Coming from a business family in Northern India herself, Sharma understands the mischaracterization first-hand. Though she briefly dabbled in her family’s manufacturing and distribution business, it wasn’t for her.

Now, having lived all over the world before settling at the Grossman School of Business in 2011, she brings an intentional global perspective to her teaching and to the school—literally. Before these virtual times in January 2020, the annual international family case competition she spearheads brought eighteen universities from eleven different countries to UVM’s campus to talk family business. “My charge as a faculty member is to prepare our students for the world that we are going to build and lead. When we cannot take our students around the world, we try to bring the world to them.”

Sustainability is Good Business

Building on their existing body of co-authored research, Pramodita Sharma and Sanjay Sharma, Dean of the Grossman School of Business, offer a granular view of ways in which family businesses implement sustainable business practices in the 2021 book they co-edited, Pioneering Family Firms’ Sustainable Development Strategies (Edward Elgar Publishing).
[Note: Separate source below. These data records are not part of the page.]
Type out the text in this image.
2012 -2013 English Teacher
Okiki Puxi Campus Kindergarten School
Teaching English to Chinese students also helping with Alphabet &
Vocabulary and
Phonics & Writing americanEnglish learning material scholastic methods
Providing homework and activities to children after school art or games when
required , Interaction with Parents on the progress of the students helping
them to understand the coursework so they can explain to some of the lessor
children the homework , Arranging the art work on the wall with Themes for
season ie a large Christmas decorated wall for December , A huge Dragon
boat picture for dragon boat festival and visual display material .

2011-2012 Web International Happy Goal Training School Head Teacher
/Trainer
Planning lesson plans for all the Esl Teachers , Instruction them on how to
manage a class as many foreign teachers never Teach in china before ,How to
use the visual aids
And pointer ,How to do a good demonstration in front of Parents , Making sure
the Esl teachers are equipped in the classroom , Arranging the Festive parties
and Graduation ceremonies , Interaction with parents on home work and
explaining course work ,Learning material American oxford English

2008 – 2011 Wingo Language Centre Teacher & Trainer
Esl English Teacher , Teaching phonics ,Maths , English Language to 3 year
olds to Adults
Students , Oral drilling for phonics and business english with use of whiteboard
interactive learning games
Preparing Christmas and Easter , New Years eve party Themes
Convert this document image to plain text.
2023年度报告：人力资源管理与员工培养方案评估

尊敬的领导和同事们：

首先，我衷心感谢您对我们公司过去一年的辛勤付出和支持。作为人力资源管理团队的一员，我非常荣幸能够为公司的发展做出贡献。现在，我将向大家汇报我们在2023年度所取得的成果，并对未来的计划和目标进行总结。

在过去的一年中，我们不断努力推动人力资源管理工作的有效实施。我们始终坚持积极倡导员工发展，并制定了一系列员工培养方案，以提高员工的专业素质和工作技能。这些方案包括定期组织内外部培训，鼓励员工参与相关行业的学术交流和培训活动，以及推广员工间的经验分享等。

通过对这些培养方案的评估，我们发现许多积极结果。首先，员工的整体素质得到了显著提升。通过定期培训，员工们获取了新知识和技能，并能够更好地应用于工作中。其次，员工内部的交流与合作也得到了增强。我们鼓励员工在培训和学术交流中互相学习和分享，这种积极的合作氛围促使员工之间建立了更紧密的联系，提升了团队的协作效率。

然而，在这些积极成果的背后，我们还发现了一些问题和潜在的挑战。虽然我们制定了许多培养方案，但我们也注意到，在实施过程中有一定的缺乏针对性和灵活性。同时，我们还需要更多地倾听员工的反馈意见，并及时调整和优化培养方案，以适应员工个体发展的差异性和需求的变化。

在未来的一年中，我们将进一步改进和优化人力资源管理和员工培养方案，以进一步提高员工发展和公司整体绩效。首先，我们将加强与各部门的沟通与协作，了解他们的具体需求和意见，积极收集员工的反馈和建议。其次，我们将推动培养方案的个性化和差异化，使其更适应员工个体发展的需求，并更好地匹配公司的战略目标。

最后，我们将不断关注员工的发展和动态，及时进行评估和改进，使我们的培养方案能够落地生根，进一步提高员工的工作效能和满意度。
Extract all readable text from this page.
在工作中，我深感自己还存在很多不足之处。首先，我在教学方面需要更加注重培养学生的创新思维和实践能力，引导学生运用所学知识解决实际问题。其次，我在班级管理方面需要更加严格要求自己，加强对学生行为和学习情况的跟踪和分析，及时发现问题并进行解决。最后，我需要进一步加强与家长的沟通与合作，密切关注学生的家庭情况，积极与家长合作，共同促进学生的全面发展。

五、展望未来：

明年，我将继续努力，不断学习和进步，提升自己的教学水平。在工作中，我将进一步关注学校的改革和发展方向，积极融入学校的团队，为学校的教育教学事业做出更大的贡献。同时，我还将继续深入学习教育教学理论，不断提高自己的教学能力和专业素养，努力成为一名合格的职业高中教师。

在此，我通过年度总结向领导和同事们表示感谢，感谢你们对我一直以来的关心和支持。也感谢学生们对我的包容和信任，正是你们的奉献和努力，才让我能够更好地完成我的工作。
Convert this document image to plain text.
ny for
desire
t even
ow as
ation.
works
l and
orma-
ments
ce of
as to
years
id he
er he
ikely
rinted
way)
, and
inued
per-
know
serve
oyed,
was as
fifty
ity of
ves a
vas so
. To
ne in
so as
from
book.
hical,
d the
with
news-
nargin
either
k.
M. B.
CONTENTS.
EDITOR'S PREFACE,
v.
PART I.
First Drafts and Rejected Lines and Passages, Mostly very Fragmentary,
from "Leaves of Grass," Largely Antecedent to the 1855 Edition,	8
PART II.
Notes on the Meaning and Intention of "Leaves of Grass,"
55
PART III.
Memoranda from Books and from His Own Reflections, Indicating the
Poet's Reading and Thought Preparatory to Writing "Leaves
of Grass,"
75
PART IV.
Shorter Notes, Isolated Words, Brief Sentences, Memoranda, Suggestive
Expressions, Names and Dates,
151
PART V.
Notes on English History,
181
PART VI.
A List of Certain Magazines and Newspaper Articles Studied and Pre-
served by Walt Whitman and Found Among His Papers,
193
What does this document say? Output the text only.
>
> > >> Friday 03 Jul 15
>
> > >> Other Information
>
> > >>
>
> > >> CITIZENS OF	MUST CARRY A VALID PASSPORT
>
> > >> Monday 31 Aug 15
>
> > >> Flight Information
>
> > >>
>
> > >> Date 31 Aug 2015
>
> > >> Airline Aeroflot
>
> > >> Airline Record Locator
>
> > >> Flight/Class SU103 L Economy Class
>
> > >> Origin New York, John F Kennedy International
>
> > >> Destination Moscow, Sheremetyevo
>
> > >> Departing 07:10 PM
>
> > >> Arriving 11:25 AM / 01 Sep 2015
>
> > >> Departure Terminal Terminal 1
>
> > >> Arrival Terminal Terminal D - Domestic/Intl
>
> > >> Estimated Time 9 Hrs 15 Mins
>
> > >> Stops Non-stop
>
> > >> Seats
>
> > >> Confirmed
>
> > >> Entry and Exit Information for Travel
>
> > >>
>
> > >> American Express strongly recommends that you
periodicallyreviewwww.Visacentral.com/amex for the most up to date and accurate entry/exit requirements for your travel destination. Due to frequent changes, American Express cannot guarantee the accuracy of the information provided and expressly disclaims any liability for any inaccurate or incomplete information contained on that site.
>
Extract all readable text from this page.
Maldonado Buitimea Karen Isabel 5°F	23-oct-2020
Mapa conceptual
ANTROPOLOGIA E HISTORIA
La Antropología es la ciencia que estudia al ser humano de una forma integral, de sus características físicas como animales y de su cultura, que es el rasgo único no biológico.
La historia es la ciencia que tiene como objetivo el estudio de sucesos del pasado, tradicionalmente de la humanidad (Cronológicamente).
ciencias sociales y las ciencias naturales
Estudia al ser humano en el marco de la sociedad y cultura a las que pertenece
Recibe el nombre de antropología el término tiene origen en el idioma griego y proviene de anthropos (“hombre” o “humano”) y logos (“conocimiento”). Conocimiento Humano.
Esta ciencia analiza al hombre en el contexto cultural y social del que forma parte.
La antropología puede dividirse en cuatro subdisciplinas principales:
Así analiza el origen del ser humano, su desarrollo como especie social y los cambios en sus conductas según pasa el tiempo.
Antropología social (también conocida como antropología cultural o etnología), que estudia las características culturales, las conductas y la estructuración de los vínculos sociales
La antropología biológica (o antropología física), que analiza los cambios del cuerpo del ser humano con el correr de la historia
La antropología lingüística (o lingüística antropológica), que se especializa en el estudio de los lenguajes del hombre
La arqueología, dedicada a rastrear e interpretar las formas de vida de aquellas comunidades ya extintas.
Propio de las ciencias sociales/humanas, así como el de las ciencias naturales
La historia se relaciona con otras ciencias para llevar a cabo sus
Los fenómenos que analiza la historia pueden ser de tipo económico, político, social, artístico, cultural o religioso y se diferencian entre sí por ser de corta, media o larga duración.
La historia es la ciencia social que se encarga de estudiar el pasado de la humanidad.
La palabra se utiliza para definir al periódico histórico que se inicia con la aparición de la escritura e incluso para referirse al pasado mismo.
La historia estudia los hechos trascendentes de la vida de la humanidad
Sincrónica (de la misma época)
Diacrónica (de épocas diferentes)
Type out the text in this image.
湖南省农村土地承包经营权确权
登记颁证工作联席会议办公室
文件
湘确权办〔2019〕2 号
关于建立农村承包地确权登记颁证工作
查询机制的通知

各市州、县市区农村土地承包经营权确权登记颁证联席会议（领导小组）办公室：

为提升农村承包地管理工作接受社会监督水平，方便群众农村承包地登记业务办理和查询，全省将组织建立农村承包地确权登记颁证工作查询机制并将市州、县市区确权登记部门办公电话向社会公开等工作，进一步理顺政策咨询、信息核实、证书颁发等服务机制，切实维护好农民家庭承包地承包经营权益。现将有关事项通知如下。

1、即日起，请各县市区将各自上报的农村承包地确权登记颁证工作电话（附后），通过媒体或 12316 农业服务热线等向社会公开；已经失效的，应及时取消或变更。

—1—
The collection describes the sustainable development journey of fifteen business families committed to using their enterprises as a force of societal good. In turn, each family reaps benefits of high economic returns, while contributing to society and environment. The youngest family firm is in its twenties, while there are others over one hundred years of age. Size, industry, locations vary. But all these business families share a deep shared commitment towards sustainable development, control over strategic decision-making in their firms, and trans-generational continuity intentions.

Family values embed their enterprises with a strong sense of purpose to achieve their chosen sustainable development goals. Professionalized systems and processes foster the development of capabilities, and partnerships with a variety of stakeholders ensure the simultaneous achievement of social, environmental, and profitability goals.